La liste initiale, arrêtée par la loi organique du 23 juillet 2010, a été augmentée en décembre 2012 du directeur général de la société anonyme BPI-Groupe, structure de tête de la Banque publique d’investissement et en octobre 2013 du président de la future Haute autorité pour la transparence de la vie publique, dont on mesure aujourd’hui tout l’intérêt et toute l’importance. En novembre 2013, la réforme de l’audiovisuel public a eu pour conséquence la suppression de la liste des présidents des organismes audiovisuels publics, désormais nommés par le Conseil supérieur de l’audiovisuel, le CSA. Par ailleurs, le Conseil constitutionnel a censuré l’ajout du président de l’Institut national de l’audiovisuel, l’INA, au motif que « cette fonction n’entre pas dans le champ d’application du dernier alinéa de l’article 13 de la Constitution ». En tant que rapporteure de la commission des lois du projet de loi organique, j’avais émis des doutes au sujet de la constitutionnalité de l’application de l’article 13 de la Constitution à l’INA, compte tenu des missions qui lui sont confiées.

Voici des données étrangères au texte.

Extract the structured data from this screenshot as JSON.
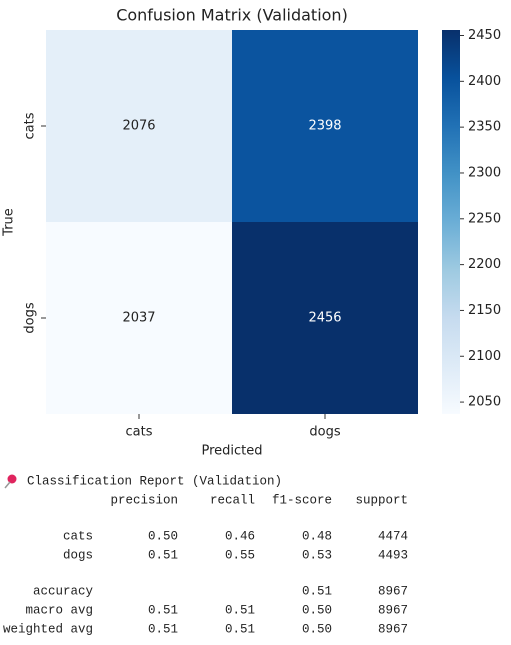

Ainsi, l’inscription de l’Agence française de la biodiversité sur la liste constitue une décision forte et importante. En août 2014, enfin, le législateur organique a tiré les conséquences de la réforme ferroviaire et ajouté les fonctions dirigeantes de la nouvelle SNCF à celles qui sont soumises à l’avis public des commissions parlementaires préalablement à la nomination par le Président de la République.
Dans le cas de figure qui nous occupe aujourd’hui, il faut souligner que la rédaction initiale du projet de loi relatif à la biodiversité ne prévoyait pas que le président de la nouvelle Agence française pour la biodiversité serait nommé par le chef de l’État mais qu’il serait élu parmi les membres du conseil d’administration. La question de l’avis des commissions parlementaires et de l’application de l’article 13 de la Constitution ne se posait donc pas.
Toutefois, lors de l’examen du projet de loi du 24 au 26 juin 2014, la commission du développement durable de l’Assemblée nationale a prévu, sur la proposition de Mme la rapporteure Geneviève Gaillard – ce dont je la remercie –, que le président du conseil d’administration de l’Agence française pour la biodiversité serait désigné par le Président de la République, donnant à l’agence toute sa force. Nous y sommes, c’est un moment important ! Nous nous inscrivons là dans une dynamique nationale forte. Je salue cette initiative car elle donne davantage d’importance à cette nomination et donc à l’institution. Toutefois, seule une loi organique peut ajouter un organisme à la liste de ceux qui sont soumis à la procédure prévue par l’article 13 de la Constitution. Tel est précisément l’objet de la proposition de loi organique qui vient compléter le projet de loi ordinaire.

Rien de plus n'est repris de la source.